Monday, January 03, 2011

Lochnagar



On the flight back north i tried to peek out of the windows to see how much snow had gone and help me where i should go for the next few days, but alas the thick cloud obscured the hills below. With reports of the thaw being worse in the west and a new front arriving from the west i went to Lochnagar. I haven't been there for a number of years and must say i really like the place and intend to make the long drive again this winter. Even the easy routes there still boast garden loads of turf and the contrast to the denuded Northern Corries is quite stark.

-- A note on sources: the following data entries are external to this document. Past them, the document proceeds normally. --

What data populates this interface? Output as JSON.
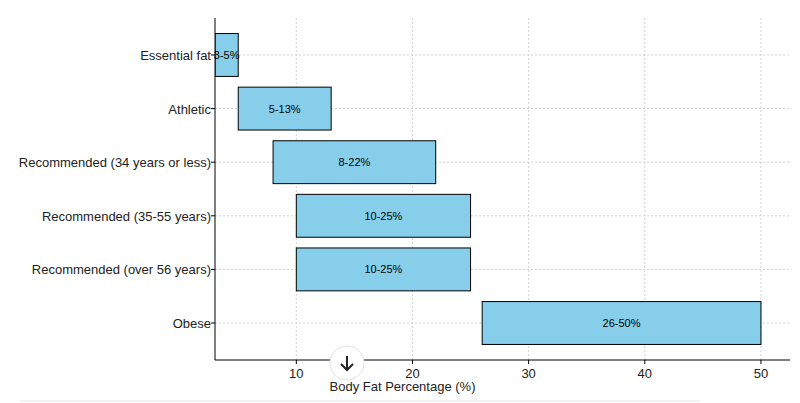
{
  "chart_data": {
    "type": "bar",
    "orientation": "horizontal",
    "categories": [
      "Essential fat",
      "Athletic",
      "Recommended (34 years or less)",
      "Recommended (35-55 years)",
      "Recommended (over 56 years)",
      "Obese"
    ],
    "values": [
      [
        3,
        5
      ],
      [
        5,
        13
      ],
      [
        8,
        22
      ],
      [
        10,
        25
      ],
      [
        10,
        25
      ],
      [
        26,
        50
      ]
    ],
    "value_labels": [
      "3-5%",
      "5-13%",
      "8-22%",
      "10-25%",
      "10-25%",
      "26-50%"
    ],
    "data_labels": true,
    "color": "#87ceeb",
    "x_label": "Body Fat Percentage (%)",
    "xlim": [
      3,
      52.5
    ],
    "xticks": [
      10,
      20,
      30,
      40,
      50
    ],
    "grid": true
  }
}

We tried a hard route on the Pinnacle area as that area appeared the most wintry (see photos) but found that the cracks were full of hard water ice, causing on one pitch a very thought provoking 15m runout of precarious climbing on what should have been a stitch-able crack. We abbed off and moved onto an easier buttress route.
There were about 7 or 8 teams in the corrie on routes up to V. A party on Grovel wall reported slow climbing and laborious digging for gear in the sugary snow on the crag. This was indicative i think of many of the routes at the moment. The snow on the approach and at the top is mostly hard packed and would be desperate without crampons; the ski touring conditions throughout the Cairngorms at the moment wouldn't be much fun until we get some more fresh snow, which may arrive in the next few days.
I'm hearing some good things about ice climbing in several locations and so hope to investigate this later this week.